The number of wind turbines in the grid cell (either total or old or new) remained one of the predictive variables that the relationship was negative for Blackbuck, Chinkara, Golden Jackal and Jungle Cat, where it was positive for Four-horned Antelope, but did not predict the occupancy of Black-naped Hare. Although the abundance of wind turbines did not play a major role in the occupancy of a few species, the avoidance of wind turbines by many mammals is apparent, which is of major concern to the management of the forested area where the wind turbines are established.
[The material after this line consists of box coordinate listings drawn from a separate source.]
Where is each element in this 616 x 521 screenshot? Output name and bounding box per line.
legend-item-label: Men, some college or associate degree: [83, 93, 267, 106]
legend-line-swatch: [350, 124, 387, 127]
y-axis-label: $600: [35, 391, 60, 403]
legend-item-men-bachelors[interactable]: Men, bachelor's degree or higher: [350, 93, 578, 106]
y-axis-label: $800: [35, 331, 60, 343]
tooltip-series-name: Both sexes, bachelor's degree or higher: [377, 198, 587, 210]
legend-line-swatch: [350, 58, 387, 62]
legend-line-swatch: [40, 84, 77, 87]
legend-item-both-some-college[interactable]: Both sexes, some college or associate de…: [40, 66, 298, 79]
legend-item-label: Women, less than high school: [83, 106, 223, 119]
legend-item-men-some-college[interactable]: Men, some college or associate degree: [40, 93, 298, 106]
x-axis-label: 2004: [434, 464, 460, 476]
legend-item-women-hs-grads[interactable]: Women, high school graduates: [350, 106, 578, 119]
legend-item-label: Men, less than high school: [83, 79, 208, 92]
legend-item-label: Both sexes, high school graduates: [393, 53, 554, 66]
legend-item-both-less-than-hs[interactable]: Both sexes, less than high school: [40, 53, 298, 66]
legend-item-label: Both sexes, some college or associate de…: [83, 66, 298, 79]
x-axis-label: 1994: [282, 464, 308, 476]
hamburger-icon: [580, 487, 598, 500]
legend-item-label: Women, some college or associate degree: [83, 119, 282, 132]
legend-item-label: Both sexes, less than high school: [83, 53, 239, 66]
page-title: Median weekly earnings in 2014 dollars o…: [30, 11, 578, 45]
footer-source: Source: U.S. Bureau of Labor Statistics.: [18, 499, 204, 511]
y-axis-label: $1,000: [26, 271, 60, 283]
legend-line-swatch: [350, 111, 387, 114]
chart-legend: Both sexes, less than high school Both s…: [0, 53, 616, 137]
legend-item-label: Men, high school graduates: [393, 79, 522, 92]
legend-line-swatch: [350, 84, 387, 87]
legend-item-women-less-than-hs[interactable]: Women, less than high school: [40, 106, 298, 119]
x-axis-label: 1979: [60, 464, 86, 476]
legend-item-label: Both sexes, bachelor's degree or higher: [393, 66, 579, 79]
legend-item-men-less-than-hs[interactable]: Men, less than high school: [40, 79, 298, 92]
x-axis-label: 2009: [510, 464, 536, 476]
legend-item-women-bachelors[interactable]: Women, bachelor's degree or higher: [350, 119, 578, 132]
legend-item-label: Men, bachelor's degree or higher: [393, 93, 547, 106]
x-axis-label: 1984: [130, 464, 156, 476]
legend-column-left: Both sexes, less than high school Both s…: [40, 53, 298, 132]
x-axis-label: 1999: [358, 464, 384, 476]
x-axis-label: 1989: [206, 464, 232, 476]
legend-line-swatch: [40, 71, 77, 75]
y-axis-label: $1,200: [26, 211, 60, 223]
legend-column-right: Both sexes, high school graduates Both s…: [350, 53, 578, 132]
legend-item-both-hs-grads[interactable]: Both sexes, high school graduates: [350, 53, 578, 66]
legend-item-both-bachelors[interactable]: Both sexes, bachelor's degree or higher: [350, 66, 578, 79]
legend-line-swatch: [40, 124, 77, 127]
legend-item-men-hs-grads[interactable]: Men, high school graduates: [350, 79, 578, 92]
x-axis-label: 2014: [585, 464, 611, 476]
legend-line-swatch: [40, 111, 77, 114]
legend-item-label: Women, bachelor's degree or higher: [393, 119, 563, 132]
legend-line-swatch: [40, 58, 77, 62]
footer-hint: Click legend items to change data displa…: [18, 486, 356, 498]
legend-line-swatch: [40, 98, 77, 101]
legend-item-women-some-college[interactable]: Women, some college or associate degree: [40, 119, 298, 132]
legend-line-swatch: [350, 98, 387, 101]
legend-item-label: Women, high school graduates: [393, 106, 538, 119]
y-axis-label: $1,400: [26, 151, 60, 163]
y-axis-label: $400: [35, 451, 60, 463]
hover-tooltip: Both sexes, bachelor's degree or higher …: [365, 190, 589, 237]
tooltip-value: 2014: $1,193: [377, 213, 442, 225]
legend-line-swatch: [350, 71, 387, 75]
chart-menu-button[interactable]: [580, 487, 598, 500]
The study was conducted in the established wind farms where we had no data on earlier biodiversity, thus the conclusion drawn by comparing the bird diversity in wind farm sites with the control site may be considered as one of the caveats in the current study. However, the selected control sites are part of the same respective hill systems having the same habitat conditions with slight differences. Thus, in this context, we consider comparing the bird diversity is the only way that we can have a better understanding of the responses of birds to the wind turbines. In a nutshell, the direct collision of animals to the turbine blades is negligible in these long-established wind farms, however, the disappearance of birds and mammals in the wind farms is evident. Thus, just considering the collision rate or fatality rate may not be sufficient and may not be a true indicator while assessing the impact of wind turbines on animals in the natural habitat too in the long-established wind farms. We suggest retaining a portion of hill regions or natural habitat untouched in the wind turbine-dominated terrain as refugia for animals. The long-term monitoring of the biodiversity around the existing wind farms is lacking in many landscapes. The studies on raptors and their food resources like rodents, reptiles are essential to understanding the consequences of turbines. The findings from these studies would help to manage and mitigate the impact caused by wind turbines. The establishment of wind farms may rise in the future, not only in India, even globally. Prior to the turbine installation or before licensing for the new wind farms especially in the forested areas and also in the vicinity of the potential forest patches or next to wetlands79, it is suggested to have a critical evaluation of animal diversity especially the birds and their seasonal movements, occupancy and abundance of mammals, and possible impact on them.